Segfault in ngx_log_error_core related to UDP connections
|Reported by:||Benjamin Grössing||Owned by:|
|uname -a:||Linux server1 2.6.32-45-server #102-Ubuntu SMP Wed Jan 2 22:53:00 UTC 2013 x86_64 GNU/Linux|
nginx version: nginx/1.2.7
built by gcc 4.4.3 (Ubuntu 4.4.3-4ubuntu5.1)
TLS SNI support enabled
configure arguments: --prefix=/opt/nginx --with-http_ssl_module --with-http_gzip_static_module --with-cc-opt=-Wno-error --add-module=/home/user1/.rvm/gems/ruby-1.9.3-p194/gems/passenger-3.0.18/ext/nginx --add-module=/usr/local/src/nginx-statsd
I am currently experiencing segmentation faults in nginx worker processes (about half of all requests lead to segfault and no answer is sent to the http client). I am not sure whether the problem is in nginx itself or in a third-party-module called nginx-statsd (which is very similar to nginx-udplog). This module basically sends out an UDP packet for every HTTP request.
The module itself works. However, when the target UDP server (in my case localhost) is unreachable, sometimes the segfault happens. I think this could be caused due to a problem in nginx core.
The segfault occurs in ngx_log_error_core, called to log "send() failed" because of the ECONNREFUSED. What's strange is that I can't always reproduce the problem (first it segfaulted always on my local machine, later without changing anything it won't segfault anymore, however on my production server it always crashes). I have attached the backtrace from gdb.
I am running nginx 1.2.7 (but I've had the same problem with 1.2.6) with the latest version of nginx-statsd from https://github.com/zebrafishlabs/nginx-statsd.
Why I think this problem is related to nginx (and not the module): I have found this entry in the mailing list archive: http://forum.nginx.org/read.php?2,66090,128251
The patch from Chaos Wang is missing I think but you can get it here: http://www.ruby-forum.com/topic/206352
It patches ngx_resolver and ngx_resolver defines ngx_udp_connection_t which in turn is being used by nginx-statsd (and other 3rd party modules with UDP as well I guess).
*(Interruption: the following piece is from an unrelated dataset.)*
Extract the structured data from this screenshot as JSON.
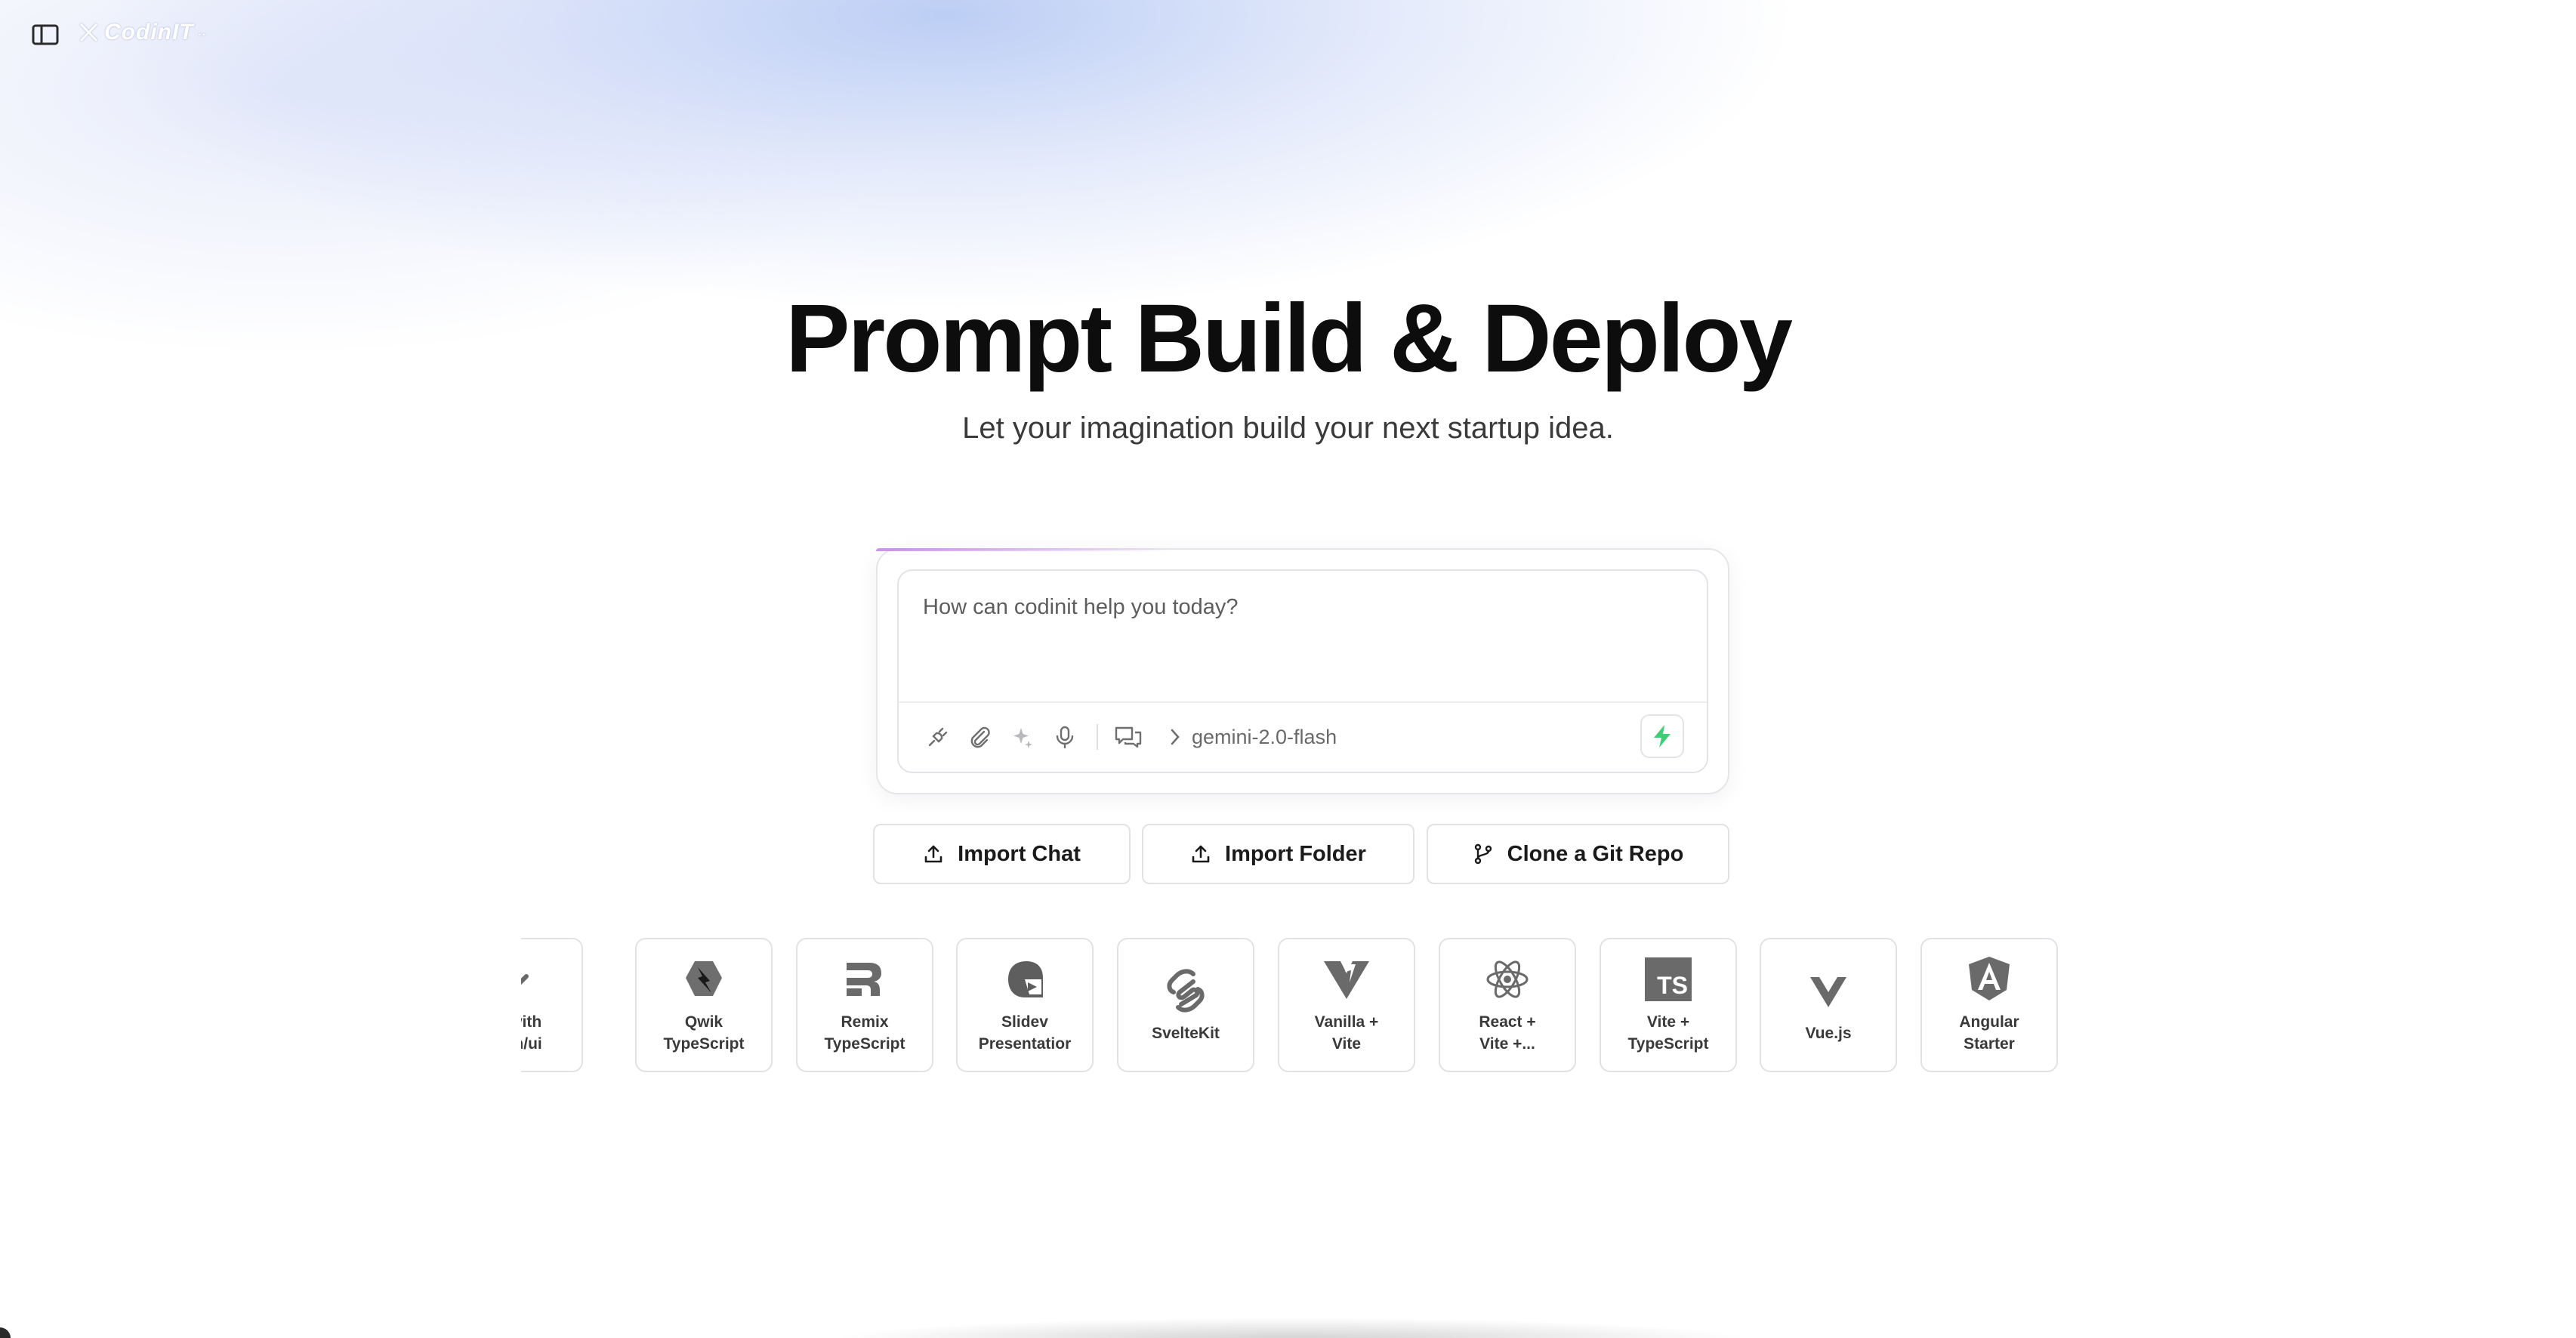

When applying this patch (slightly modified), the segmentation faults are gone.
I am wondering if that patch from back in 2010 was ever merged or even reviewed by someone? Could this bug still be presented in the latest nginx?
I have attached the gdb backtrace, the full back trace as well as the patch for nginx 1.2.7. Also, nginx_http_statsd.c is the patched 3rd party module code (line numbers should equal those in the backtrace).
I would really appreciate if you guys could have a look at it.